Grieving the Future
Navigating Reality with concepts of Past, Present, and Future
Grieving the Future
a one life tutorial for March 2025
We are going to discuss the nature of “grieving the future” by starting with an inquiry into the broader sense of being in the present moment-- the here and now. It all seems very simple: the present moment lies somewhere between the past and the future. With the Past and the Future labeled and reified as boundaries you can unequivocally declare that you are resting in the present. Past and Future provide the margins required to define the present. These boundaries are dependent upon a linear organization of time and space. Past is what has been, future is what will come, and present is here now. All of this is a construct created by you in every moment as a method of organizing your reality. Diving deep brings you to face the conundrum of a present that only exists if a Past and a Future exist, while understanding the need to stand in a now moment with Now having no separate existence.
Grieving the future emphasizes the linear construct of your reality. The term “grieving the future” describes the deep sorrow or mourning you feel over a future that is lost, changed, or no longer possible. It often arises in situations when hopes, dreams, or expectations for life, relationships, or the world are determined to be impossible. The deeper nature of the grief is a perfect example of suffering as the result of attachment to that which is ineffable.
All grief is a holding on to the basic idea that something went wrong and living in the consequence of that wrong is sufferable. Grieving the future is a unique kind of grief because it's not about something that has already happened, but about something that is believed will never happen. This makes it complex, as you may struggle to process it without any tangible closure. It can feel ambiguous, frustrating, and even isolating. It starts with consciously or unconsciously identifying the present as lacking something which was supposed to guarantee a future. When the future unfolds without manifesting what was thought to be guaranteed, grief ensues. Usually, several attempts to change what is and fix things that are unfixable result in grief.
If you want to address grief, we suggest that instead of identifying the grief as a problem to solve, observe emotions as they arise and let them self-liberate. Grief, when met with open awareness, transforms—not by suppressing it, but by seeing its nature as transient and luminous. Reality is already complete just as it is. Even in grief, there is nothing fundamentally wrong or lacking. This does not mean denying pain but recognizing that suffering arises when we resist the flow of what is.
You use your conceptual past-present-future construct primarily to help you orient and navigate the present. Future seems to exist “out there” somewhere right on the boundary of where the present is no longer recognized. To create a sense of future you try to imagine all possible results of thoughts and actions labeled to be present. Creating future demands that you are always on the edge of the present and future, and always pushing the present behind you into the past.

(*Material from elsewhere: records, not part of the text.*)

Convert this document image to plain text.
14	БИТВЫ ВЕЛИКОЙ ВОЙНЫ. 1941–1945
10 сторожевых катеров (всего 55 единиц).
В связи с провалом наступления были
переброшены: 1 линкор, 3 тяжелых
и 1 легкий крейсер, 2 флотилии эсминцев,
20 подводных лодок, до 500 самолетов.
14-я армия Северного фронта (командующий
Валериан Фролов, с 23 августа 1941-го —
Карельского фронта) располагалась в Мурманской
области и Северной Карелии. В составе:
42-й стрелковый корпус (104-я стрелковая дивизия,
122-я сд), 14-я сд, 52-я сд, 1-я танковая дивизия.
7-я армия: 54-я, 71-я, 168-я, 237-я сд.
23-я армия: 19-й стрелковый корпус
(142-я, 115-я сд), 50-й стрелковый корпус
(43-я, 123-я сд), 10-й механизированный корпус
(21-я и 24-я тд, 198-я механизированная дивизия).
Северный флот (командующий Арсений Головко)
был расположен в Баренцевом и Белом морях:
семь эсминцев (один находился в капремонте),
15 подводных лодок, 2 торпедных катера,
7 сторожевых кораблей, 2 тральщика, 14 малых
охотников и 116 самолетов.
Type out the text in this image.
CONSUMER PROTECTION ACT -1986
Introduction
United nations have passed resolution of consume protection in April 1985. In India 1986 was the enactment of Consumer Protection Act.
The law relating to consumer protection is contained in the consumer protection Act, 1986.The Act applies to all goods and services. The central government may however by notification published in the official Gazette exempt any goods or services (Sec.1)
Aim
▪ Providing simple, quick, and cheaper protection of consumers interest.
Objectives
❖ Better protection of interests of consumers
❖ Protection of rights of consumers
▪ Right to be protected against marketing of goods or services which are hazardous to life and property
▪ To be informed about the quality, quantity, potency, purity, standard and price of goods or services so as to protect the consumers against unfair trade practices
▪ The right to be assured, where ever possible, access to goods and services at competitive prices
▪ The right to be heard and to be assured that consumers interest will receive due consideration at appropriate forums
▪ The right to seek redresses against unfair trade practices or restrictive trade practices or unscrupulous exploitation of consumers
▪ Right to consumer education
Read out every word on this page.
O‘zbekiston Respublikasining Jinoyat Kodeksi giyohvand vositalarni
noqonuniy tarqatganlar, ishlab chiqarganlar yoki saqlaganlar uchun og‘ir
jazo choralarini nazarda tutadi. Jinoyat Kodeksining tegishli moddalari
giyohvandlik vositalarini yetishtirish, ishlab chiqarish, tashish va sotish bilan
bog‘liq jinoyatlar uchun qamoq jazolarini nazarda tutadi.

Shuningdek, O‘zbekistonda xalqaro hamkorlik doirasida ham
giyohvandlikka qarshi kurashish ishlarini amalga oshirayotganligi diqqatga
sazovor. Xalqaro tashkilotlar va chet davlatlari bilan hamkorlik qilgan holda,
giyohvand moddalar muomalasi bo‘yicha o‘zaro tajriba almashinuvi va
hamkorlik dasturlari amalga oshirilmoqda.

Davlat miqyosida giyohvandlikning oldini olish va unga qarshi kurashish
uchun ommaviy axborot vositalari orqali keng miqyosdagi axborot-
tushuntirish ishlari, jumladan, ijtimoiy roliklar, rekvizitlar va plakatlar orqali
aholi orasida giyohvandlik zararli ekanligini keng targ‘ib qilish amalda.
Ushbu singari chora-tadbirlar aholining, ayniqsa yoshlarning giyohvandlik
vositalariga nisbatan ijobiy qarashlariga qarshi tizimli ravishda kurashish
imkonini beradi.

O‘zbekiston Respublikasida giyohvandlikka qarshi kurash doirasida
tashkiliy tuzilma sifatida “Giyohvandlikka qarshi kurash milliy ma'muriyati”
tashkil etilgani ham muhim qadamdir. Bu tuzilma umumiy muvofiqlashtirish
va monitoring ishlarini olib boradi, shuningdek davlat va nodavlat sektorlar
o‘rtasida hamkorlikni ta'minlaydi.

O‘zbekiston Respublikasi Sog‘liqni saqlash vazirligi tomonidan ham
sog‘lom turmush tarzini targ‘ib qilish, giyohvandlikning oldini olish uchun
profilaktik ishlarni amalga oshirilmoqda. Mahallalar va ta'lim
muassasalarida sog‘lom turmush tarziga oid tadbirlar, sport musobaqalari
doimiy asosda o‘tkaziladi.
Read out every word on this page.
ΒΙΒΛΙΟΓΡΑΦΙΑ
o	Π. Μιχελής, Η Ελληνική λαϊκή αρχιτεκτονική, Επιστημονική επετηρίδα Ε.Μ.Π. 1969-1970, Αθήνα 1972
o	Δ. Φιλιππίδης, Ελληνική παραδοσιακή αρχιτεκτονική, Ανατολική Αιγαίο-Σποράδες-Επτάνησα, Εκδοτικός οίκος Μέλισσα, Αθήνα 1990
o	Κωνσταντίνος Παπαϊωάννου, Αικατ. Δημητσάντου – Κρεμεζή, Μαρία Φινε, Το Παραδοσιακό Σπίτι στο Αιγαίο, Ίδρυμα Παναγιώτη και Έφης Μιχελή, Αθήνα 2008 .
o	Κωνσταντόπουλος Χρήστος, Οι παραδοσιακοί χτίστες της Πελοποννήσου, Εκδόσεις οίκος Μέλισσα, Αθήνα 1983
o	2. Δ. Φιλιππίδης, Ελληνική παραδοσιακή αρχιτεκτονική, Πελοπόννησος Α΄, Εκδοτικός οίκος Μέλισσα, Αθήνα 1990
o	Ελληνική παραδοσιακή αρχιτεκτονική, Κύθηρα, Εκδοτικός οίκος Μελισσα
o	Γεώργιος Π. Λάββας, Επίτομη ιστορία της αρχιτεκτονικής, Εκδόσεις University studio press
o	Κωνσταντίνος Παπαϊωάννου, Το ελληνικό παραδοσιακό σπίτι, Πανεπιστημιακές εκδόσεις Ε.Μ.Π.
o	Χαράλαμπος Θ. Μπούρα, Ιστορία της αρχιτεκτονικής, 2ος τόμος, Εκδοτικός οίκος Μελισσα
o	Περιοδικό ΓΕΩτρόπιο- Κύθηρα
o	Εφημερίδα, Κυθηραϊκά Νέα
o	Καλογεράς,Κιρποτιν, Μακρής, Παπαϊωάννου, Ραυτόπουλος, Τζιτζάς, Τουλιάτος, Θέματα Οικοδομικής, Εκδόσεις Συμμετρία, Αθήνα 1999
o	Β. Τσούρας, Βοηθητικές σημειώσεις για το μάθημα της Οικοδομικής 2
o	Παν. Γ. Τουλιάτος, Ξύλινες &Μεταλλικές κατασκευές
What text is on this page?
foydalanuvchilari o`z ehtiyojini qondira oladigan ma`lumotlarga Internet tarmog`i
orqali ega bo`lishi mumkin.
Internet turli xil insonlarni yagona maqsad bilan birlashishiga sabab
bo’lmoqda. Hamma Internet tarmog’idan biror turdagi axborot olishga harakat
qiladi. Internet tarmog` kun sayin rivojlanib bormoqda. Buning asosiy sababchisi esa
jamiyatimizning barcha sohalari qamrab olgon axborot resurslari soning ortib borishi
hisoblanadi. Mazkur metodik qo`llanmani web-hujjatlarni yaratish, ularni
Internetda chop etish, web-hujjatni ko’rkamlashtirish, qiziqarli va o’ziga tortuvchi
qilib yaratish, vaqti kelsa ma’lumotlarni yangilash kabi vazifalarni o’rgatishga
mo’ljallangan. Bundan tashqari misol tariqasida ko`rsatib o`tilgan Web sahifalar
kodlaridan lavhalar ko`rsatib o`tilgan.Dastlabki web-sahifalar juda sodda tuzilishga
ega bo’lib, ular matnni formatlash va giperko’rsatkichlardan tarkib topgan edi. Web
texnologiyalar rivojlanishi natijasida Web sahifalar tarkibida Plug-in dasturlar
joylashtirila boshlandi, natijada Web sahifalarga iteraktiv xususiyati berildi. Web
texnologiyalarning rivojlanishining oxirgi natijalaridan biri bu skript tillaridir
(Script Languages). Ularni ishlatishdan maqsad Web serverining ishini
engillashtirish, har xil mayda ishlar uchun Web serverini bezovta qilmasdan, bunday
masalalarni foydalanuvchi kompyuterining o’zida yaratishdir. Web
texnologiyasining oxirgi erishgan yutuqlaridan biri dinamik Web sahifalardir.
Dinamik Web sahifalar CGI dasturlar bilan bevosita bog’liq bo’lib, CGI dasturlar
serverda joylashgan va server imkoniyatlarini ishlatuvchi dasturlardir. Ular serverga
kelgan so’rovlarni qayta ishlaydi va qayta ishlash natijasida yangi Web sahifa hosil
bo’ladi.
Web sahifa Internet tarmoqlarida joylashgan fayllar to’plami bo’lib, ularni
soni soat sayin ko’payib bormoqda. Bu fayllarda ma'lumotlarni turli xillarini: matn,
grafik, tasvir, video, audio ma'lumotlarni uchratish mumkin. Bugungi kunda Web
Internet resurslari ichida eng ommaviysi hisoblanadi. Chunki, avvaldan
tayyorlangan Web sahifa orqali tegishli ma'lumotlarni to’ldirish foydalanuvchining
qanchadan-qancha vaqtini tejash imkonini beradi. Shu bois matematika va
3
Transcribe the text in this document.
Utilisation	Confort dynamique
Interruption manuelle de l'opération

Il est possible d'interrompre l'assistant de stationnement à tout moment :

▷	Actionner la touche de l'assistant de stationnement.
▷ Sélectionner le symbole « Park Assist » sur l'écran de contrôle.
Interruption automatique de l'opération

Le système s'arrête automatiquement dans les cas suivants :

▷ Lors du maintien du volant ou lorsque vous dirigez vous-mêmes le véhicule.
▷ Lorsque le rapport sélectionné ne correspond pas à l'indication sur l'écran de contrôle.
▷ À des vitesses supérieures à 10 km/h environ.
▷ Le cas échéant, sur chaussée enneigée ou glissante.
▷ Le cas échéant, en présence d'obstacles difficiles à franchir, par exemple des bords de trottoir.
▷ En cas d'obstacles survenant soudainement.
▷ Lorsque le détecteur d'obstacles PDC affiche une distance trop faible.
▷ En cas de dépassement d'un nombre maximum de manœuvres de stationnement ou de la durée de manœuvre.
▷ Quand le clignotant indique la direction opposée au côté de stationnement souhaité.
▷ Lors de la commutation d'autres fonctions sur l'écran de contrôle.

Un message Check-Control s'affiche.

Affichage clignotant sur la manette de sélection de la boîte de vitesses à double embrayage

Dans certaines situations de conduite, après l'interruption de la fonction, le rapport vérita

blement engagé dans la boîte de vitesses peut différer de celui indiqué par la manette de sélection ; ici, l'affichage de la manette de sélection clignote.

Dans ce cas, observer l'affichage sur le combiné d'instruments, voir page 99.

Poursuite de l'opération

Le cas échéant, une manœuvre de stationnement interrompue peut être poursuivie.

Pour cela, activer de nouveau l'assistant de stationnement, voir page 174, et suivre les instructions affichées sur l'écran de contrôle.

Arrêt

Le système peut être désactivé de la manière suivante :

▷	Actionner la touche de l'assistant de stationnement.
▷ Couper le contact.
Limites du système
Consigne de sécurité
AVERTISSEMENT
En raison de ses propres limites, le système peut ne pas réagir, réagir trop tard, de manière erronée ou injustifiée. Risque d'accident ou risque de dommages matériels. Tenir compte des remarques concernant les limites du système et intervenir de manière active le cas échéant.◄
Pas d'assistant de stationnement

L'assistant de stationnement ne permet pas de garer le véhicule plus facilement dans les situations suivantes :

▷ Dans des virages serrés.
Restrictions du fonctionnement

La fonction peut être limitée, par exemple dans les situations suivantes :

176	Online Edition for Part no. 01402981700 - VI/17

Truly, past and future, as well as present, are all conceptual constructs. There is no substantiality, the present moment cannot exist, the past and future are empty. Let go of your fixed, linear timeline, rest in the immediacy of awareness, and suffering dissolves naturally. Do not attach yourself to your ideas of future. No matter what the content of the ideas, it is the act of holding on, of clinging to and grasping for any future that creates the suffering. Here is where the deeper understanding of impermanence and the profound knowing of Great Perfection arise to free you.
Emphasize the recognition of the natural, ever-present state of awareness, and approach "grieving the future" with a perspective rooted in impermanence. This does not dismiss the human experience of suffering. Compassion naturally arises when you see how your own and others' struggles come from clinging to illusions. Allowing spaciousness around grief—rather than resisting or indulging it—lets grief move through awareness like clouds in the sky. All thoughts of the future are just thoughts, do not solidify them. Trust the spontaneous unfolding of life rather than holding on to a specific path and allow grief to arise and fall away naturally.
There is a lot of grief present in the world right now that is felt by all of humanity. Grieving the future has been generated by the consciousness of humanity legitimately in the habit of defining where they exist in the present relative to what they have determined to be past and future. Return to a sense of the timeless and dimensionless space of existence. Simply allow what is, and free yourself from the suffering and all grief associated with the future. Be as compassionate with yourself as you are with others, and allow loving awareness to guide you.